I recently completed a project for a client that involved some socioeconomic status (SES) data. This data is also known as Social Determinants of Health (SDH). Examples of this data are statistics related to housing, education, and jobs. A specific example would be "median household income".
Many research studies are done to explore correlations between this data and various real-world conditions.
One major source of SES data is the American Community Survey (ACS). This data is gathered by the US Census Bureau. The ACS is different than the once-a-decade census most of us are familiar with. The ACS is an annual survey of approximately 3.5 million US households regarding data on "how we live". The resulting dataset is publicly available on the US Census Bureau website.
The data I recently used was 5 year data by state. This dataset consists of a .zip file for each state (and the District of Columbia and Puerto Rico). Each .zip file contains a series of .txt files in csv (comma separated values) format.
For example, if you download the "Nebraska_Tracts_Block_Groups_Only.zip" file, you will see that it contains 284 text files. The files that begin with "e" are the actual statistics.
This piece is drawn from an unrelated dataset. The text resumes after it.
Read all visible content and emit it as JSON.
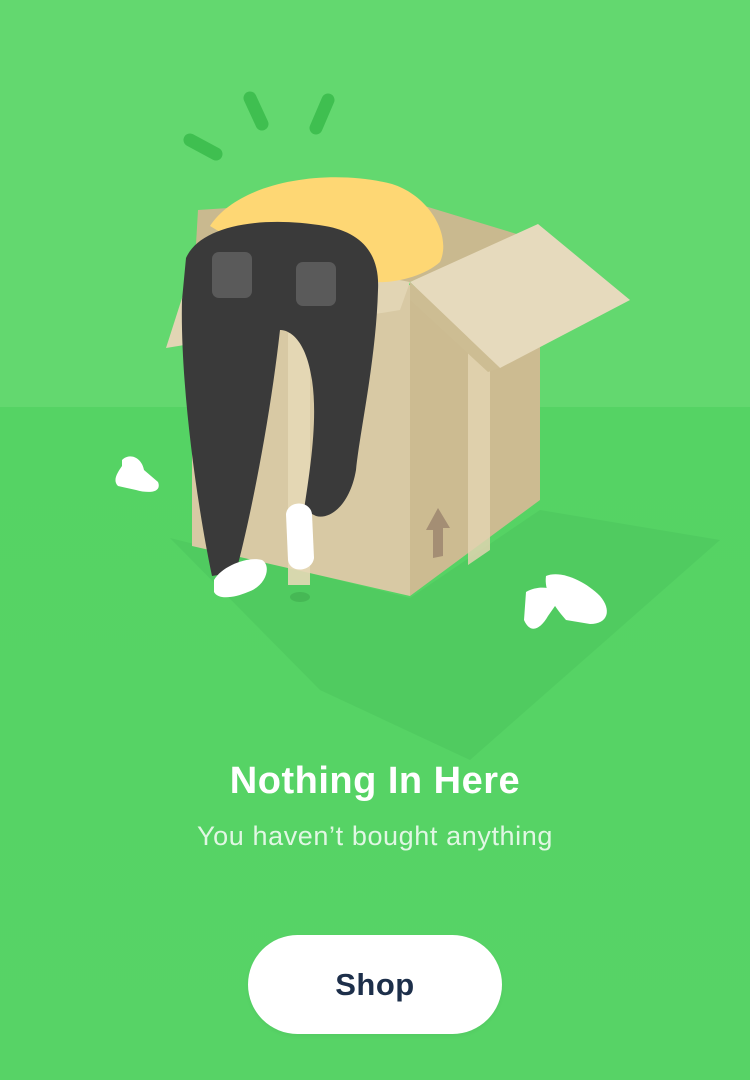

The files that start with "m" are details about the margin of error of the various statistics.
None of the files contain column headers, so if you want know which data is in which columns, you you need to download the "2019_5yr_Summary_FileTemplates.zip" file. This file contains a series of Excel (.xlsx) files that index the "e" files. For example, if you wanted to find data for "MEDIAN HOUSEHOLD INCOME IN THE PAST 12 MONTHS", you will see this column listed in file seq58.xlsx, under column number 177. This means that if you parse file e20195ne__0058__000.txt (file #58) column number 177, you will find data on the median household income of Nebraska.
Each row in the "e" files are keyed to a location. The third column is the state, and the sixth column is the "logical record number" (LOGRECNO).
To make sure of the logical record number, you will need to download the "2019_ACS_Geography_Files.zip" file. This contains a series of files by state that map the location (logical record number) to its corresponding "Geography ID" value.
A Geography ID can be one of several things. We are using "census tracts". A census tract is a subdivision of a county, and is specifically divided up so that they each contain about 4000 people. You can find out the census tract for a given address using this tool on the US Census Bureau website.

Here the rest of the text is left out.